Alternative Nonlinear Filtering Techniques in Geodesy for Dual State and Adaptive Parameter Estimation

Abstract

In many fields of geodesy applications, state and parameter estimation are of major importance within modeling of on-line processes. The fundamental block of such processes is a filter for recursive estimation. Kalman Filter is the well known filter, a simple and efficient algorithm, as an optimal recursive Bayesian estimator for a somewhat restricted class of linear Gaussian problems. However, in the case that state and/or measurement functions are highly non-linear and the density function of process and/or measurement noise are non-Gaussian, classical filters do not yield satisfying estimates.

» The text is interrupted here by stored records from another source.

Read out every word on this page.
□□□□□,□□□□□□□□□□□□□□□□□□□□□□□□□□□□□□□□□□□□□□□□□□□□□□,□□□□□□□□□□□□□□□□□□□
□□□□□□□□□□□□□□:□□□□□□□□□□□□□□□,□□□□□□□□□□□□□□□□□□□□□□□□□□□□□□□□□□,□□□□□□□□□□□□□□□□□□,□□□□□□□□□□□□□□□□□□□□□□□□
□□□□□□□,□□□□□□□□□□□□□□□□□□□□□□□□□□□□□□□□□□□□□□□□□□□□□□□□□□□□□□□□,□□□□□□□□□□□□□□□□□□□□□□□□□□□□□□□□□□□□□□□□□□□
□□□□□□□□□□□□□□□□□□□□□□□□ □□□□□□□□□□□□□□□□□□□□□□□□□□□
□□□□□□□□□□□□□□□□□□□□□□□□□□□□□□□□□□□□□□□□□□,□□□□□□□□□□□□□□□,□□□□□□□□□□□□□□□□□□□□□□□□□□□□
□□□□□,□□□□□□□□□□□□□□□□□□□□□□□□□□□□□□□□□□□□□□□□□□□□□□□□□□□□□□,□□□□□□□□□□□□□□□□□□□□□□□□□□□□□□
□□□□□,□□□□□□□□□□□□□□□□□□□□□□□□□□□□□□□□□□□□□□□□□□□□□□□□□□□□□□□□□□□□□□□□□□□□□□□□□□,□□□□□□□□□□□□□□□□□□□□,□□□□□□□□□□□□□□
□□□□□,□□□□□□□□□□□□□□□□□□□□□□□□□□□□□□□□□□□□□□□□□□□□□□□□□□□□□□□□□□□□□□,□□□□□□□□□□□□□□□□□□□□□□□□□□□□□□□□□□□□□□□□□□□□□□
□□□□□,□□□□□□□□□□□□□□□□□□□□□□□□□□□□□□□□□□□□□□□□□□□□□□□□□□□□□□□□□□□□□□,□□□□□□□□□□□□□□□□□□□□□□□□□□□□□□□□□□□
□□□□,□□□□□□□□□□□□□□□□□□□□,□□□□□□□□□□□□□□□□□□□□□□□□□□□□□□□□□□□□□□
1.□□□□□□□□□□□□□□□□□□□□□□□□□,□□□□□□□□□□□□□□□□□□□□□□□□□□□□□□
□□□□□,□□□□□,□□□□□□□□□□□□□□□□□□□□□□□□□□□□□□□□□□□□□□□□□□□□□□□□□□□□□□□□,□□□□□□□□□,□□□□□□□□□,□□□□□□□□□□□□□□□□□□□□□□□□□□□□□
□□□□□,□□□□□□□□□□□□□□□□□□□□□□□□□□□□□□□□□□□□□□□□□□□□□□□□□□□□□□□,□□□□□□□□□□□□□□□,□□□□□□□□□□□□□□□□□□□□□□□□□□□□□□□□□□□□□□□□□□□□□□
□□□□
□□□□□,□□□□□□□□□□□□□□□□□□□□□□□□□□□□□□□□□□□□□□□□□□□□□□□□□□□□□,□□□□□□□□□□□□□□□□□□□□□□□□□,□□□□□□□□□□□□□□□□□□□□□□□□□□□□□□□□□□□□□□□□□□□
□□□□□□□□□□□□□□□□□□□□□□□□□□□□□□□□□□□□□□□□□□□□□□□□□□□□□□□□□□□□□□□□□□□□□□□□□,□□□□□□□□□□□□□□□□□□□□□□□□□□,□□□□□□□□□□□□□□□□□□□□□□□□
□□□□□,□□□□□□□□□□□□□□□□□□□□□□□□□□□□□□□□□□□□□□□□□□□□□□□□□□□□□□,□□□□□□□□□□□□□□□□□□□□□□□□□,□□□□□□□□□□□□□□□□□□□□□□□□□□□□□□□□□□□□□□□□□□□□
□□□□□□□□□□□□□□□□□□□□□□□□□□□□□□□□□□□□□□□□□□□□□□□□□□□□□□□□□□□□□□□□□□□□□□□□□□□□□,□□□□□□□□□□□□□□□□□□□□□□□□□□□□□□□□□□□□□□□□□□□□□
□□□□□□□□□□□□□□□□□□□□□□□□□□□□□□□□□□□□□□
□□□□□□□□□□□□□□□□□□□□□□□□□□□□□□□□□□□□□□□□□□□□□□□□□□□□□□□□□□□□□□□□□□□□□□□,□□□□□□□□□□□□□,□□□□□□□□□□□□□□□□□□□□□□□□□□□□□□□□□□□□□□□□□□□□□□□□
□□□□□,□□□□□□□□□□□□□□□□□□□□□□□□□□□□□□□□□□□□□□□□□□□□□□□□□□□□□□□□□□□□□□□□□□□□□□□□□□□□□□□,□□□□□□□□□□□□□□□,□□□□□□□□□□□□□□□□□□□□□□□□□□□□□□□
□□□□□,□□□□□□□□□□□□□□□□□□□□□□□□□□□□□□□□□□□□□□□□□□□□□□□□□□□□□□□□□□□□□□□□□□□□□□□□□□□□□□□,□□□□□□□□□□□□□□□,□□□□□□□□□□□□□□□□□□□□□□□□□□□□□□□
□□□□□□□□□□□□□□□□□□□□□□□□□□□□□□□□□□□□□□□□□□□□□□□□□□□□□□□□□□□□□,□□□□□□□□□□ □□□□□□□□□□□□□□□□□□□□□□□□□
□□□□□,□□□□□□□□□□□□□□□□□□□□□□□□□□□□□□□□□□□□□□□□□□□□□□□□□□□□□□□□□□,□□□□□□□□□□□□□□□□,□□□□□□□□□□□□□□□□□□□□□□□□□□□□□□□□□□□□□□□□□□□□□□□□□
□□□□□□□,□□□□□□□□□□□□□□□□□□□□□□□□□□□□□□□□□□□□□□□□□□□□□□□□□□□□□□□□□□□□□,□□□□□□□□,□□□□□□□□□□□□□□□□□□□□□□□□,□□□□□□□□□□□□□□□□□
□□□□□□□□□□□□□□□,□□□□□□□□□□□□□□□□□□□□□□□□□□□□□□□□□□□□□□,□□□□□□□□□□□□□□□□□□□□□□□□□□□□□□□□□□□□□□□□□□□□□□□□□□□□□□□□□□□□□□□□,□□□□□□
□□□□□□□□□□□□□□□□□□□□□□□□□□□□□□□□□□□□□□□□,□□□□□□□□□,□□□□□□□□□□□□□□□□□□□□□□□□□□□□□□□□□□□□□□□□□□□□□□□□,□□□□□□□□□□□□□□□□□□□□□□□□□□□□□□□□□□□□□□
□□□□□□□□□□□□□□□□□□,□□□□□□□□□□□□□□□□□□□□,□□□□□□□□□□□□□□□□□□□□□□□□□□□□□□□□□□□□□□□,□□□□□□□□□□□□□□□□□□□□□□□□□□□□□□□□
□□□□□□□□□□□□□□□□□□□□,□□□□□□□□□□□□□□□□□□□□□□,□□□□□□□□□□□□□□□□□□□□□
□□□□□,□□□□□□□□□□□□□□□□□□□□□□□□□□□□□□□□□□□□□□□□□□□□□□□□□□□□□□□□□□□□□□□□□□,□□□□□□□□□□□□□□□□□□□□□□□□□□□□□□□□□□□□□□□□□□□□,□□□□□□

So it is necessary to adopt alternative filtering techniques in order to provide almost optimal results. A number of such filtering techniques will be reviewed in this contribution, but the main focus lays on the sequential Monte Carlo (SMC) estimation. The SMC filter (well known as particle filter) allows to reach this goal numerically, and works properly with nonlinear, non-Gaussian state estimation. The main idea behind the SMC filter is to approximate the posterior PDF by a set of random particles, which can be generated from a known PDF. These particles are propagated through the nonlinear dynamic model. They are then weighted according to the likelihood of the observations. By means of the particles the true mean and the covariance of the state vector are estimated. However, the computational cost of particle filters has often been considered as their main disadvantage. This occur due to the large, sufficient number of particles to be drawn. Therefore a more efficient approach will be presented, which is based on the combination of SMC filter and the Kalman Filter. The efficiency of the developed filters will be demonstrated through application to a method for direct georeferencing tasks for a multi-sensor system (MSS).